Boom and Bust: WSC Coin Shows, 1975-82

By Dr. Sol Taylor
"Making Cents"
The Signal
Saturday, February 10, 2006

he late 1970s saw unprecedented activity among coin dealers and at coin shows. Coin counting machines were rattling away at casino-like speed, counting out the silver coins (also known as "junk silver") as prices rose daily.
 Speculation fever reigned. This sparked a greater interest in coin shows than ever before. Every weekend there was a coin show in almost every city, large and small, featuring dozens and even hundreds of exhibit tables with dealers vying to buy and sell coins at a rapid clip.
 I founded the group known as Western States Conventions and booked hotels in three cities to cover some 12 to 18 shows a year. The three cities of choice included Los Angeles (the Airport Hyatt and the downtown Hilton), San Francisco (the Van Ness Holiday Inn) and Las Vegas (Tropicana, Union Plaza, Sahara, and Las Vegas Hilton). In addition to organizing these events, I ran a bourse table with various partners (since I had other duties and couldn't spend too much time at the table).
 For the Las Vegas events, we rented storage space at the current site of the Rio off of Tropicana Boulevard where our display cases, lights and other materials were stored. This enabled us to fly to Las Vegas and not be burdened by the truckload of equipment.
 Most dealers rented cases, lights and even padlocks for the show. The activity at these shows was often extremely hectic for the 12 hours each day that the shows ran — except Sunday, when the shows closed down by 5 p.m.
 At our largest show in December 1978 at the Las Vegas Hilton, we had more than 200 dealers in the ballroom and hundreds of visitors on the floor at all times. Money changed hands at a furious clip.
 My partner for the period of 1977-82 was Ray Anthony, a coin dealer from Big Bear Lake. We shared the various duties of setting up and running the shows. His wife and two adult children were helpful in management and operations such as registration, running errands for the dealers, collecting table fees and even getting change for the many $100 bills used by dealers and customers. Our security team consisted of three Long Beach City Police officers who ran eight-hour shifts and kept the show secure from opening to closing.
 At the Union Plaza show, one officer spotted a suspicious activity where a customer bought a few gold coins from several dealers without even examining them — something a collector would never do. He was paying with legitimate looking cashiers checks from a local Las Vegas bank. The checks were real, but as we later found out, the customer had a check imprinting device in his car that he used to raise the denominations of real cashiers from $50 to $500. With the Las Vegas Police on the scene, the thief was arrested and the gold coins returned to each dealer.
 In another incident, our security man spotted someone wearing a trench coat — in August in Las Vegas — and followed him around the room. When he paused at a table and leaned over to look at some coins, he would slide a dinner knife into the case, lifting it slightly so he could slip in his knife and steal some coins while distracting the dealer looking at the other end of the case.
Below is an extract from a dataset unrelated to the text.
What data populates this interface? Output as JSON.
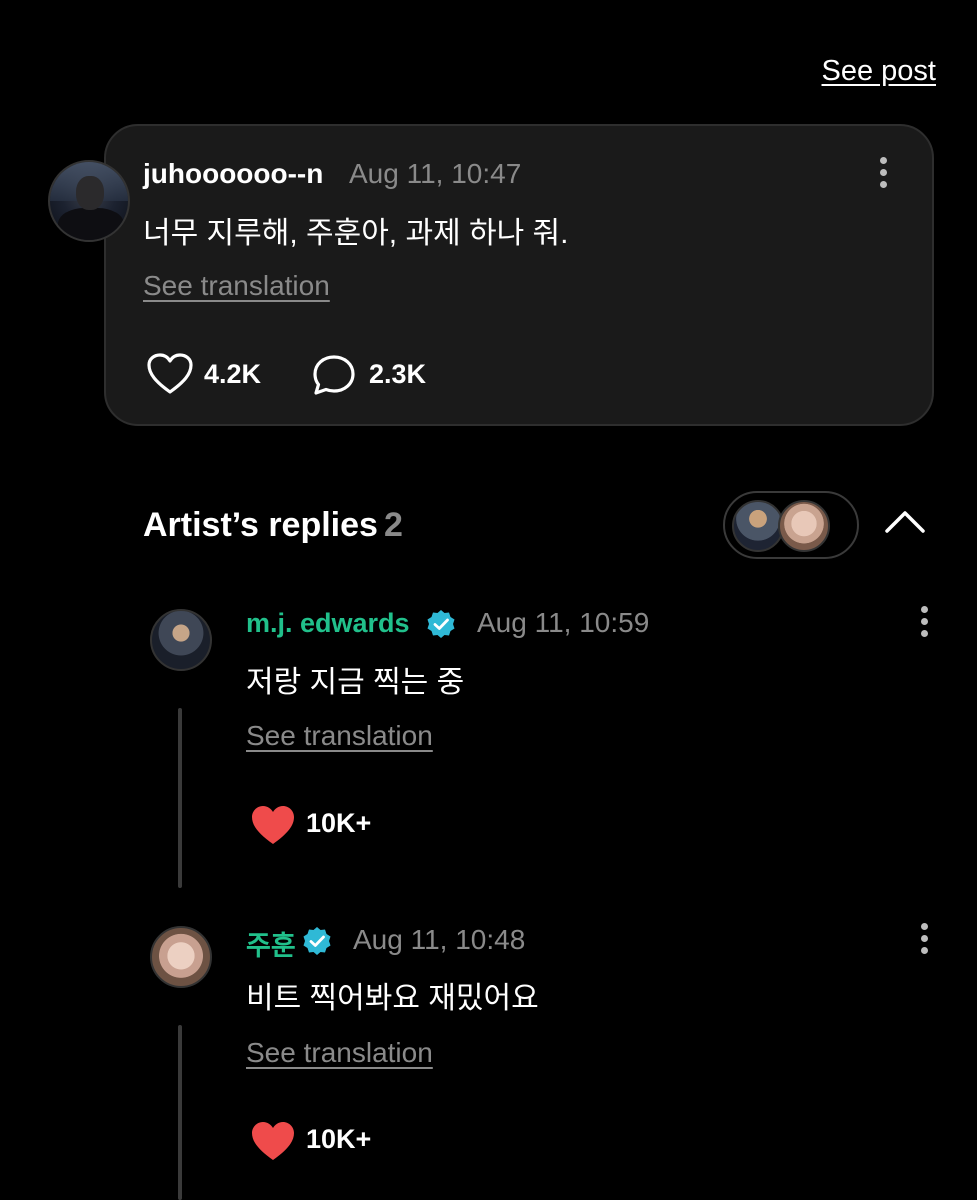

 We often booked the same dealers for as many as a dozen shows at a time; thus, we could budget our promotion costs in advance. Also, we chose hotels that would give us three or four rooms free as long as we would book at least 50 rooms for the dealers. We chose weekends when hotel business was slow and when we could get the exhibit space for free or well below the usual cost.
 The coin boom — the gold and silver part, anyway — came to a crashing halt by 1981. Many of the dealers who were booked well in advance canceled their tables. Some shows were canceled all together.
 By late 1981, it was evident that 70 to 80 percent of all dealers at these shows were no longer active. WSC officially closed down in early 1982. The Las Vegas storage unit was emptied and the contents divided. The available proceeds were split and all bills were paid off.
 It was a hectic few years, and for the most part quite profitable — but like all booms, the bust usually is not far behind.